First is how to make sure that available resources are used for actual investments in the real world. Second is how to make sure that the investments that get funded advance goals of ending poverty, fighting climate change, and providing decent work. As things stand, vast sums are invested in ways that work against these goals.

The global financial system must be transformed to give priority to real investments in environmentally sound, employment-creating, long-term projects

This is especially true of private investment, much of which is directed at ‘securitization’, or the buying of other financial assets to turn a quick profit rather than supporting longer-term endeavors that boost jobs, welfare, and the environment.

Securitization is the result of decades of financial deregulation and tax cuts on capital gains and is driven by the thirst for large, instantaneous profits.

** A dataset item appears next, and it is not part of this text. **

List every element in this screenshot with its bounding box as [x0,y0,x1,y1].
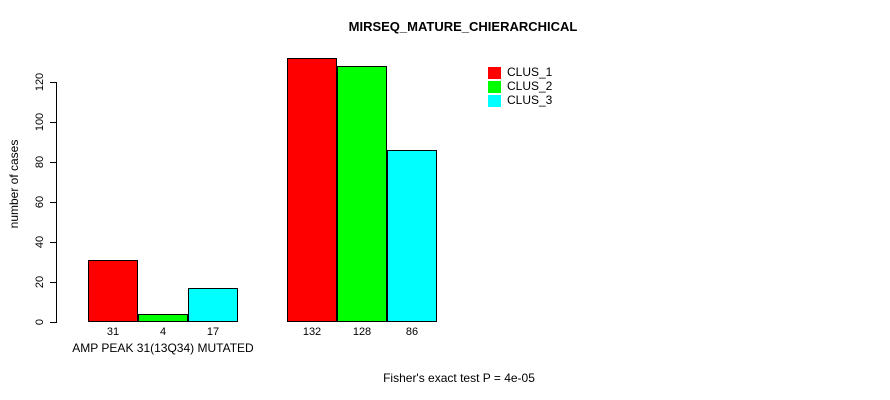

To persuade the private sector to partner in long-term projects with real world benefits involves offering such enticements as a return of 10% or more.

Meeting such guarantees involves subsidies from public resources diminishing the public sector’s ability to make its own SDG investments. This unfortunate logic propels efforts at “impact investing,” “blended finance,” and “private-public partnerships”; Efforts which consume precious public-sector time and analytical resources, and where returns go to private finance, and risks are dumped on the public sector…

For the most part, the global financial system remains a part of the problem and not a partner in socially or environmentally sound development. What is to be done? The global financial system must be transformed to give priority to real investments in environmentally sound, employment-creating, long-term projects.

Private finance must be freed from the tyranny of asset price-driven financial markets. The logic of short-termism and of offloading risk onto others needs to be overturned. This kind of systemic reform once championed by academics and NGOs is now even taken on by the Financing for Sustainable Development Report, the UN’s ‘bible’ on financing.

Even as private finance begins to evolve to embrace new kinds of risk governments – for all their flaws – will retain the central role in identifying, designing, financing, and completing projects. This means that public finances need to be shored up. The best source of public money is taxation.

ActionAid research shows that where this is through an increase in value-added or other consumption taxes – it may unfairly burden poorer citizens, who spend larger portions of their incomes on buying goods and services.

What needs to be done involves multinational corporations with operations in developing countries. Capital flows need to be regulated to staunch the siphoning off of resources generated in developing countries; amounting to – according to ActionAid research for example – $147 million in Burundi in 2018.

The current investment regimes endorsed and enforced by the International Monetary Fund and others need to be upended.

Investment treaties and so-called free-trade agreements should no longer protect investors and corporations that make short-term loans (mostly searching for quick profits derived from high interest rates) to developing countries and those who gamble in international markets, using massive sums of money taken from the developing countries. How multinational companies hosted by developing countries are taxed also need to be changed to make possible the ‘reshoring’ of domestic resources.

Rules that allow or encourage companies to shift profits to rich countries or tax havens must be scrapped. Developing countries have faced significant resistance in pursuing global financial and tax reforms, not only from some of the world’s most powerful banks and companies, but also from the governments of the wealthy countries in which those enterprises are headquartered.

But rich-country governments need to become part of the solution. From climate change to widespread poverty and inequality, the problems confronting us are immense and the actions embodied in the SDGs are urgent. Systemic changes are vital to build the foundations on which to ‘transform our world’ in keeping with the vision of Agenda 2030.

*The views expressed in this article are his own.